Bamba was a true Sufi. Allah meant everything to him. His Islam contained multitudes. It was marked by synchronic Christian moves (as well as proto-Rastafarian turns)—Bamba was rumored to have prayed on water, etc. During a generation of struggle with French colonialists that started during the last decade of the 19th C., he provided a model of non-violent resistance (though he was more of a cultural radical than a political one). The French finally realized it made sense to accommodate Mouridism since Bamba wasn’t asking his followers to throw out the colonialists. (The French even tried to give him a Legion d’honneur in 1917, but he refused it.)

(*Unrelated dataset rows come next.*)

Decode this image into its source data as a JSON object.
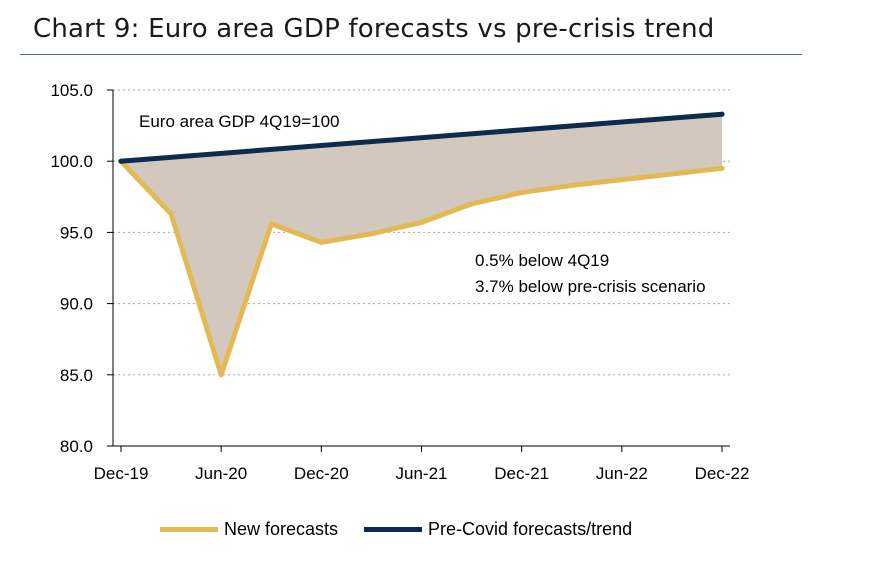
{
  "chart_title": "Chart 9: Euro area GDP forecasts vs pre-crisis trend",
  "chart_data": {
    "type": "line",
    "title": "Chart 9: Euro area GDP forecasts vs pre-crisis trend",
    "x_labels": [
      "Dec-19",
      "Jun-20",
      "Dec-20",
      "Jun-21",
      "Dec-21",
      "Jun-22",
      "Dec-22"
    ],
    "ylim": [
      80.0,
      105.0
    ],
    "yticks": [
      "80.0",
      "85.0",
      "90.0",
      "95.0",
      "100.0",
      "105.0"
    ],
    "grid": true,
    "legend_position": "bottom",
    "series": [
      {
        "name": "New forecasts",
        "color": "#e2ba55",
        "x": [
          "Dec-19",
          "Mar-20",
          "Jun-20",
          "Sep-20",
          "Dec-20",
          "Mar-21",
          "Jun-21",
          "Sep-21",
          "Dec-21",
          "Mar-22",
          "Jun-22",
          "Sep-22",
          "Dec-22"
        ],
        "values": [
          100.0,
          96.3,
          85.0,
          95.6,
          94.3,
          94.9,
          95.7,
          97.0,
          97.8,
          98.3,
          98.7,
          99.1,
          99.5
        ]
      },
      {
        "name": "Pre-Covid forecasts/trend",
        "color": "#0d2b4e",
        "x": [
          "Dec-19",
          "Dec-22"
        ],
        "values": [
          100.0,
          103.3
        ]
      }
    ],
    "annotations": [
      "Euro area GDP 4Q19=100",
      "0.5% below 4Q19",
      "3.7%  below pre-crisis scenario"
    ],
    "shading_color": "#d2c8bd"
  }
}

In the wake of 9/11 and the (ongoing) upsurge of Islamist terror in this century, Mourides realized Bamba’s life lessons had a new resonance in a world that needed to hear about an exemplary Muslim who embodied anti-colonialism, religious tolerance and non-violence. Both N’Dour and Seck made Mouride-y CDs in the oughts that were meant to reach international audiences. Long before that, though, Seck sang lead on Orchestra Baobab’s “Mouhamadou Bamba.” (Listen below.) That praise-song is for the ages but it’s also of its time. The band had surely heard “Hotel California.” (Not that Senegalese tend to bow to the West. I’m thinking just now of a Sen in exile who fell in love with Ritchie Valens’ “La Bamba” after hearing it on a NYC Oldies station; she assumed Valens was calling out to the founder of Mouridism!)

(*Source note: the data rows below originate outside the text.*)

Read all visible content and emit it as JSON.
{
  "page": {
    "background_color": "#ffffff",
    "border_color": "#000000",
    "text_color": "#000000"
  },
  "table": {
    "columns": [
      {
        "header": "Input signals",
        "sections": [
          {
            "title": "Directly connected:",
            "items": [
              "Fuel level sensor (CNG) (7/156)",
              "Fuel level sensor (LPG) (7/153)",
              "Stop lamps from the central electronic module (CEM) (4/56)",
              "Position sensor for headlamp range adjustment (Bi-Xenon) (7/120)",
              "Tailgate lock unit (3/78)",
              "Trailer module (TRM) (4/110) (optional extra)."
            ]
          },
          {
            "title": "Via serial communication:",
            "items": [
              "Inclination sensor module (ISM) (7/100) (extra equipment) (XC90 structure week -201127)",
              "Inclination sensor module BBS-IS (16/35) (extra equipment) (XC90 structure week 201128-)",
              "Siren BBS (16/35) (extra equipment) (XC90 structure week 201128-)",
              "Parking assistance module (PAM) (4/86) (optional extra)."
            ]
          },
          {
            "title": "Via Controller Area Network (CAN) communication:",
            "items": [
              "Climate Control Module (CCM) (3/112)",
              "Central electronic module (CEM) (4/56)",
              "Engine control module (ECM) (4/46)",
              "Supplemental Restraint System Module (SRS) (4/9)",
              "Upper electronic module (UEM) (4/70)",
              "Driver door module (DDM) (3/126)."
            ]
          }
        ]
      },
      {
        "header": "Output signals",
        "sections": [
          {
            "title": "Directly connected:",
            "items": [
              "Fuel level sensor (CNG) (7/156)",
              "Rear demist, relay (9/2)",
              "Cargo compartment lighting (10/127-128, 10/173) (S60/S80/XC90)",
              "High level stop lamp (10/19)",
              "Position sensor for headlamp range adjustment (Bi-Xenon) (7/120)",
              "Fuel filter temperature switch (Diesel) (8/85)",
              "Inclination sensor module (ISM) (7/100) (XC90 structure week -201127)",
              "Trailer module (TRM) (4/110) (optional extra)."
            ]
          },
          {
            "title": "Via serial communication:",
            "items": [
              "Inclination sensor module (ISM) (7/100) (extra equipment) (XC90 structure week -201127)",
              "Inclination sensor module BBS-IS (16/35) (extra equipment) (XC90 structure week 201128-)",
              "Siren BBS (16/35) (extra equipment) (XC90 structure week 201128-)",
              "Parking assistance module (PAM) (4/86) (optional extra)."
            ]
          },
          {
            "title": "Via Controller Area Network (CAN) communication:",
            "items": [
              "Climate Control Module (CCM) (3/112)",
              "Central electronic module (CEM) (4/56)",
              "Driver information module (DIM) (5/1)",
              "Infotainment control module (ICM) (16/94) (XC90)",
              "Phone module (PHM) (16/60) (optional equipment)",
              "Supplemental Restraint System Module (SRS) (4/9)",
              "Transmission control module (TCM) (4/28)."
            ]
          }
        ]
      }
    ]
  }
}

Thionne Seck is survived by, among others, his son Wally Seck—a popular singer whose voice sounds a lot like his pop’s, though (from this distance) it seems smaller. I once saw Pop Seck sing at S.O.B.’s—a mid-sized club in the Village. Seck’s music was made for dancers but he rarely moved when he was on stage. (Youssou N’Dour, by contrast, often dances though his steps seem forced compared to those of natural groovers in his band or in the second line of any crowd with a Senegalese tinge.) When I heard Seck at S.O.B.’s, the power of his voice and his stillness on stage reminded me of that biblical line from an American gospel song: “Stand still and know.” B.D.